Sean: This kills me. Totally kills me. Picon Punch isn’t authentic?! (I’ll also add: I don’t find it to be a very good drink. At all.)
Gabriel: I’m sure you’ve heard the old refrain around Basque bars, that “Picon Punches are like tits?”—one’s not enough and three is too many…. Refrains aside, there is also a more contemporary political and academic Basque expat community in the US, which I was lucky enough to grow up around. My dad was very involved with the Center for Basque Studies at the University of Nevada Reno, and we always had academics, politicians, and artists from the Basque Country staying with us when I was growing up.
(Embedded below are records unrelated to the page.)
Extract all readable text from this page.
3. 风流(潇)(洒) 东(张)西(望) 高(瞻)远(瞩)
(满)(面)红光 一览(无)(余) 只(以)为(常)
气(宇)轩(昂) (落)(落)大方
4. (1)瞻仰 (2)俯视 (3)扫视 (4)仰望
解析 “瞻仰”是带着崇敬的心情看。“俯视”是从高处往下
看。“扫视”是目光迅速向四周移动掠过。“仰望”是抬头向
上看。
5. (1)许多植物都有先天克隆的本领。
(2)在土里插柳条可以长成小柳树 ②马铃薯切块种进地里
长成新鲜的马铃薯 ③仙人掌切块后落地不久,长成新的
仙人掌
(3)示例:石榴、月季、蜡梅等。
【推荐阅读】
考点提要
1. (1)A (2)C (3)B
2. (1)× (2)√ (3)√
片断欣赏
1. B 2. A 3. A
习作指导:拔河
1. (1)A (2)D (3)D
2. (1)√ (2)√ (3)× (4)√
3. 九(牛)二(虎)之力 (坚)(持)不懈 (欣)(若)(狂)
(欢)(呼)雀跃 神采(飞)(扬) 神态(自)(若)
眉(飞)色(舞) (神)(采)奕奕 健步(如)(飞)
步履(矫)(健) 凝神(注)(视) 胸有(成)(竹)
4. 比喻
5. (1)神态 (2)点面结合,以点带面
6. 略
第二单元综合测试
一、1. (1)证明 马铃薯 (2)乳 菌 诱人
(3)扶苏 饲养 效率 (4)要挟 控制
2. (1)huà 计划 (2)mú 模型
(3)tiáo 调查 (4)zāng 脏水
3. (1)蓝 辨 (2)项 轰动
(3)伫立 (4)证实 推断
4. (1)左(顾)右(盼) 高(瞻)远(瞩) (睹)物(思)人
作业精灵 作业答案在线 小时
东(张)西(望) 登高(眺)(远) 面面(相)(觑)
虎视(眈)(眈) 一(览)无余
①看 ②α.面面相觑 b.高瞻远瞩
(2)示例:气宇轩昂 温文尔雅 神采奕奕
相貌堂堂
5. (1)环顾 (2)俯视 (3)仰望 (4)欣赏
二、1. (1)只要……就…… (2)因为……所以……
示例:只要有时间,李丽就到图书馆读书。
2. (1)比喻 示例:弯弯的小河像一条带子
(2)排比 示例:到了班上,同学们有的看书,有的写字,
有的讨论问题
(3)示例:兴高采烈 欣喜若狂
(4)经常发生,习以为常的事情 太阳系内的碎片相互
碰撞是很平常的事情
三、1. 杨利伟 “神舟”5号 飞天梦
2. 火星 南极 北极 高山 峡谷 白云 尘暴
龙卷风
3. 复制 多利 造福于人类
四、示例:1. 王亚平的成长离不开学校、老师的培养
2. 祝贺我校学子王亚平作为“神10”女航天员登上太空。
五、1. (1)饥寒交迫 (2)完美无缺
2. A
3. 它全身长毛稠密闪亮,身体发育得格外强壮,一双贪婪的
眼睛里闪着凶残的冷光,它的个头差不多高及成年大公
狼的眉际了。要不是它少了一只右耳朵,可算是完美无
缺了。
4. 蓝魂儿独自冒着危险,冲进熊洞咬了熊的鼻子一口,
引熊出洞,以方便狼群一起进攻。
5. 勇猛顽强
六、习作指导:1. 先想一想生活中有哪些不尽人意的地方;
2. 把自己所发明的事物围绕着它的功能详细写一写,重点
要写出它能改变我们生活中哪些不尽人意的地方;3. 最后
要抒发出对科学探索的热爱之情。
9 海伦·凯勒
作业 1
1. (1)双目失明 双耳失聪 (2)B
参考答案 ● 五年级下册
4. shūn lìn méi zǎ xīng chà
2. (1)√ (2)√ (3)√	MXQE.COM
In this community, I felt like there was a much stronger political identity that gave a context for the cultural identity. Basques that immigrated into the US in the 1940s and 1950s—like my dad and his family—were escaping from a Basque Country that was politically, culturally, and economically oppressed by the Franco dictatorship. Here, the concept of Basque identity was not an abstraction; their language, their dance, their political system had all been made illegal. At the time, to be Basque was a political act (and in some ways this is still the case).
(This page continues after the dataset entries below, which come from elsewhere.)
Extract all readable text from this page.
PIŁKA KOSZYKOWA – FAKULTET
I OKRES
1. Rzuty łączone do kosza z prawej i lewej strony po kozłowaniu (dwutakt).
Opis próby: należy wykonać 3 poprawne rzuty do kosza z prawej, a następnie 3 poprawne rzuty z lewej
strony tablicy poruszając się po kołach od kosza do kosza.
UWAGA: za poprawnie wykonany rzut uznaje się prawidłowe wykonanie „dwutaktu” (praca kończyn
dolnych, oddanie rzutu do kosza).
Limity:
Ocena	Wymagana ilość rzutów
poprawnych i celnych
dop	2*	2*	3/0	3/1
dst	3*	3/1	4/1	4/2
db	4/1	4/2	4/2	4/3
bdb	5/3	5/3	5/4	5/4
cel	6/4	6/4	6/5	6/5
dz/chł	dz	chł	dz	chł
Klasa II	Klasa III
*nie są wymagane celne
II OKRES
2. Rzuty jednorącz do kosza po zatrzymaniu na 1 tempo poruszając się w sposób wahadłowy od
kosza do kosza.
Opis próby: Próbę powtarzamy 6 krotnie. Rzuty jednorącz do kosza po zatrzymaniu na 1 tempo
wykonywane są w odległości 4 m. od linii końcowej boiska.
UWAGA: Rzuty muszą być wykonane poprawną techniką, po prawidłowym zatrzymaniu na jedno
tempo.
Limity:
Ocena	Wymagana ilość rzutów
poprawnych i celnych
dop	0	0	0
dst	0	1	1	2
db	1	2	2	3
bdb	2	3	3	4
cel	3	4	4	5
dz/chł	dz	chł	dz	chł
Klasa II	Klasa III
That being said, I love much of what Basque-American culture has to offer. The Jaialdi Basque Festival, which occurs ever five year in Boise (including this year!), is lots of fun. There’s a “Basque Block” with great restaurants and bars, lots of music, and exhibitions of traditional Basque sports like handball (pelota), weight lifting (i.e. picking up and setting down massive rocks over and over), and wood chopping. There are also great Basque communities and social clubs across the country. Some noteworthy communities include Miami, San Francisco and Bakersfield (California), and Reno (Nevada). If you’re near northern Nevada, dinner at the Santa Fe or Louis’ Basque Corner in Reno, or J.T.’s Bar in Gardnerville, are not to be missed.
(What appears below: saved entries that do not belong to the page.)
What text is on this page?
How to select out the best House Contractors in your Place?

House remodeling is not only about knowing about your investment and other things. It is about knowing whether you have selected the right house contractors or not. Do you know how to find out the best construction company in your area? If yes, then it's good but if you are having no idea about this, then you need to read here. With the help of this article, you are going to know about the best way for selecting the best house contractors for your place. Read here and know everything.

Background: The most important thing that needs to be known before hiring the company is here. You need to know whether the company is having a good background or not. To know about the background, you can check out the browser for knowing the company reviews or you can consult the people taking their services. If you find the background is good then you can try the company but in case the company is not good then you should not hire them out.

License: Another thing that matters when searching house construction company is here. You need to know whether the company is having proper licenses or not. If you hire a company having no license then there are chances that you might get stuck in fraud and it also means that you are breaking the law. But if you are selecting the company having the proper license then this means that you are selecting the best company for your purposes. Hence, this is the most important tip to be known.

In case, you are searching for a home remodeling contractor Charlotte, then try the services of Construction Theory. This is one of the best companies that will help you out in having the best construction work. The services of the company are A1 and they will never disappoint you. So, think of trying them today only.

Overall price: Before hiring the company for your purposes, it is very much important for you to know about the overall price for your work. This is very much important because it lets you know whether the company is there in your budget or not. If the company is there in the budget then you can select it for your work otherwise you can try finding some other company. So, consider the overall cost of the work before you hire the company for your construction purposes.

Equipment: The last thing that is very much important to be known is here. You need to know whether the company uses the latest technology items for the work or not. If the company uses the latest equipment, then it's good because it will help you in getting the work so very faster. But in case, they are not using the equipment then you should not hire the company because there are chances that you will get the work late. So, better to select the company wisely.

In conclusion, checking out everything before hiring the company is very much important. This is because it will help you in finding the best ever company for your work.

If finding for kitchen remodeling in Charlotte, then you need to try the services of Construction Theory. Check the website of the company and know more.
Sean: I’ve seen the weight-lifting before at festivals. Huge guy goes and picks up a huge round stone. Puts it on shoulder. Sets it down. It’s fantastically simple. I’ve never seen pelota played, though I’ve seen the courts. There’s one attached to the Hotel Noriega in Bakersfield, a wonderful spot of Basque-American culture that pops up in my novel—easily one of my favorite Basque enclaves I’ve visited (along with J.T.’s in Gardnerville, which you mentioned: you’ve seen, I’m sure, the aspen drawings in the J.T.’s men’s restroom?).
Gabriel: I don’t remember them offhand, but I’m guessing, based on carvings I’ve seen in the Sierras, that they’re fairly pornographic? I love, by the way, that you included lewd tree carvings in Studies.
Sean: Yes indeed they are. Leaving those out would have been impossible.